I wish to raise another couple of matters. Firstly, I had the privilege to sit in court a couple of weeks ago to witness an historic judgment and sentence handed down in relation to probably one of the nastiest series of rapes in Canberra. They occurred on about five separate occasions, with a number of offences occurring on each occasion, and terrorised north Canberra and the inner part of Belconnen for several years—I think from 2002 to 2005. Justice Connolly, in an historic decision, sentenced the offender, in what I felt was an incredibly logical and measured judgment, to 37 years in jail, with a non-parole period of 25 years.

A lot of the victims were in court. I think that the whole process was done in such as way as to greatly assist in closure, as much as you can ever can have closure, for victims. As well as the excellent job of Justice Connolly, I thought that the efforts by both the defence counsel and the crown prosecutor were exemplary. It was an historic decision for the ACT. I think that decisions like that restore people's faith in the justice system.

On another matter, I noted with interest some of the comments made in the DPP's report. We will have the opportunity, obviously, through the annual reports process to investigate them further. It is a shame to see issues such as that raised in relation to problems between the DPP and the Supreme Court. A number of comments have been made already in the paper in relation to that, including by me. I would like to offer a suggestion there. I was pleased to see the law society offer to assist as well. Obviously, if the parties sit down and thrash out any difficulties, it will be good for the justice system.

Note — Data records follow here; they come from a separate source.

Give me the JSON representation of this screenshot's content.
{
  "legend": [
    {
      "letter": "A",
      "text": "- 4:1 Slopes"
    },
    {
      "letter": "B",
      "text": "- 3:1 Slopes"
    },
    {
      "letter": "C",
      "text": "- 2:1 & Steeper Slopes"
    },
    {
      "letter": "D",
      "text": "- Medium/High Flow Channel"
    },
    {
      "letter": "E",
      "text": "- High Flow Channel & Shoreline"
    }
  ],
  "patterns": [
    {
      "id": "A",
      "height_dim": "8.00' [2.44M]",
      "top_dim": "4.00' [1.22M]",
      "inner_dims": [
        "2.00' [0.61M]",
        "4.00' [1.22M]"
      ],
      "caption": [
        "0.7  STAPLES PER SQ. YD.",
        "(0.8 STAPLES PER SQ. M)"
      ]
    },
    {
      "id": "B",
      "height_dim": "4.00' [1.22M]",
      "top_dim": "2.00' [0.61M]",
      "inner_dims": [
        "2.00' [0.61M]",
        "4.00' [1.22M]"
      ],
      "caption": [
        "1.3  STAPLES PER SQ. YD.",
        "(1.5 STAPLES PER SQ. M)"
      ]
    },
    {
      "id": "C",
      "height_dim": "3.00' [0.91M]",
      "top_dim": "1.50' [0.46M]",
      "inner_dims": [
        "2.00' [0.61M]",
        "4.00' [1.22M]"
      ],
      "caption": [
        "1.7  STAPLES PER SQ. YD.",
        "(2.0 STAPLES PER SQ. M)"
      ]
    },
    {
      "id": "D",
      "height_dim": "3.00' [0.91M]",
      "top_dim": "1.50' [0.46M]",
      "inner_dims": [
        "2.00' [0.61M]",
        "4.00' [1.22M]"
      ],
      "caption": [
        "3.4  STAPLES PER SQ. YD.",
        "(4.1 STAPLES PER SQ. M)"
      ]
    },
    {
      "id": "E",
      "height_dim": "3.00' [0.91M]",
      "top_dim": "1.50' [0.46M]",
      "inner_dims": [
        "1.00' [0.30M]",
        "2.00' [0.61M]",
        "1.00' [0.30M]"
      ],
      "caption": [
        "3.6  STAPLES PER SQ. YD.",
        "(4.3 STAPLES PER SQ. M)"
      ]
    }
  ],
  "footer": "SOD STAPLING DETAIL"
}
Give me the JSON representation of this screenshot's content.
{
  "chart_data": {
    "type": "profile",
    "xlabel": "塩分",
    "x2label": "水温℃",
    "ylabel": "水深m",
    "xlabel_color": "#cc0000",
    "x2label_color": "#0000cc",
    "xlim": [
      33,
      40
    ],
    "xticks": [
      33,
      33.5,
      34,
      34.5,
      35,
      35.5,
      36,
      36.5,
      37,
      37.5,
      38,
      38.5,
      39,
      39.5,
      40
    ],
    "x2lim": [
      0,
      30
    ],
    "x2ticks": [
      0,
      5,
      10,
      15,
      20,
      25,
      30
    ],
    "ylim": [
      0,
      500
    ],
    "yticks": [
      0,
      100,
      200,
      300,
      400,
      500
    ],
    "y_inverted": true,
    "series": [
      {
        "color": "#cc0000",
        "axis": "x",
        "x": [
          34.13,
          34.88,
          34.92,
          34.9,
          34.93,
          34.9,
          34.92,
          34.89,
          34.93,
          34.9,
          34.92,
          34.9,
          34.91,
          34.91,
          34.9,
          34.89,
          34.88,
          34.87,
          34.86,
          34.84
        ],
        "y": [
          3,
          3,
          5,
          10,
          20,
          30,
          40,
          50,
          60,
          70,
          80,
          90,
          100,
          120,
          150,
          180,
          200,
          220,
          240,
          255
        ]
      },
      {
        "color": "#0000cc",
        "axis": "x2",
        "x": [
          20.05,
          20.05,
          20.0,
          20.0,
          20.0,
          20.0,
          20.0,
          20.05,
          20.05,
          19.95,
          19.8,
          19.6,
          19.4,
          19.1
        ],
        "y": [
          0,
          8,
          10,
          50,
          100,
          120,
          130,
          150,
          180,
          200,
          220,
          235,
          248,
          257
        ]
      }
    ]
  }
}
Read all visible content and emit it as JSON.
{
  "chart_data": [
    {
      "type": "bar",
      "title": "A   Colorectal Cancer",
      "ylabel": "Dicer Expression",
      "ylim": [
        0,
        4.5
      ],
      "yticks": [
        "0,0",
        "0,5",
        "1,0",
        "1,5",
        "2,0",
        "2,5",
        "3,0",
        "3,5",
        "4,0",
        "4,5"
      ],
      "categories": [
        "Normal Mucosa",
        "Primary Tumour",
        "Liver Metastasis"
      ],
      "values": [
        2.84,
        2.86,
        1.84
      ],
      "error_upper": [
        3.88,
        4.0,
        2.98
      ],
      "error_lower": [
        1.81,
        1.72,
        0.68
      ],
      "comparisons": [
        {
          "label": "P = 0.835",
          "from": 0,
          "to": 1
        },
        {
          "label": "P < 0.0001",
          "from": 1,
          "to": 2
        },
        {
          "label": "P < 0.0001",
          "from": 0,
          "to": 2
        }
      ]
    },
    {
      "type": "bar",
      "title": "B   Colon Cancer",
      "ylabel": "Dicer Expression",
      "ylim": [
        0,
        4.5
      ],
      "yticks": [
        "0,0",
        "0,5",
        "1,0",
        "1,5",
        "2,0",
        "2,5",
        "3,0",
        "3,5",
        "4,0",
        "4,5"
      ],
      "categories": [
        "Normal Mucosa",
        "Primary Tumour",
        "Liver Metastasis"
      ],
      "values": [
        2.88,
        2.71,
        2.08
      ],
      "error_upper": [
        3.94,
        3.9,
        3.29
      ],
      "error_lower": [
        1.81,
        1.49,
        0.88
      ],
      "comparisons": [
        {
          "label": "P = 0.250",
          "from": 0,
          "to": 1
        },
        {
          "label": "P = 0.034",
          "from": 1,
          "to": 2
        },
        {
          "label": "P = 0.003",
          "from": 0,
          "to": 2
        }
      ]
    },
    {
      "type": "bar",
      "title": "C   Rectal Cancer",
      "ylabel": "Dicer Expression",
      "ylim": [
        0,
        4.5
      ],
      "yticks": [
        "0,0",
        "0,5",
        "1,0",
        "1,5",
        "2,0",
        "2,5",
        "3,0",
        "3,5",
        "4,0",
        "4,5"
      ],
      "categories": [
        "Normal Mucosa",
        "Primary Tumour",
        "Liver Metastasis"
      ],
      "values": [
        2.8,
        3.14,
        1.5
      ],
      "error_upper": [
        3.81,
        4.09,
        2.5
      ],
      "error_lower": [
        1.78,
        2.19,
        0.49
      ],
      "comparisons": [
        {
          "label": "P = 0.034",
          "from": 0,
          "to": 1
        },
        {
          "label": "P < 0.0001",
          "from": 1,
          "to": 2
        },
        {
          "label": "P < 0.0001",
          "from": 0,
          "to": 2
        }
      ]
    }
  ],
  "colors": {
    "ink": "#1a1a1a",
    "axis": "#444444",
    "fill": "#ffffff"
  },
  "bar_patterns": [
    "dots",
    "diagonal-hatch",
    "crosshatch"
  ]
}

I might say on the public record that the DPP is a fine man whom I have known for many years, as I have other staff in his office. Might I also say in relation to that that, if there are further difficulties with that, another suggestion I would make to the government is that it appoint a panel of, say, three recently retired judges, perhaps one from the ACT and two from interstate, just to look at the system, look at the issues and see whether they have any ideas and suggestions which would ensure that the system would be improved, to see whether there are any longstanding problems there and things that need to be fixed up or perhaps even knock a few heads together. I commend that idea to the government because it is worrying when things like that do crop up.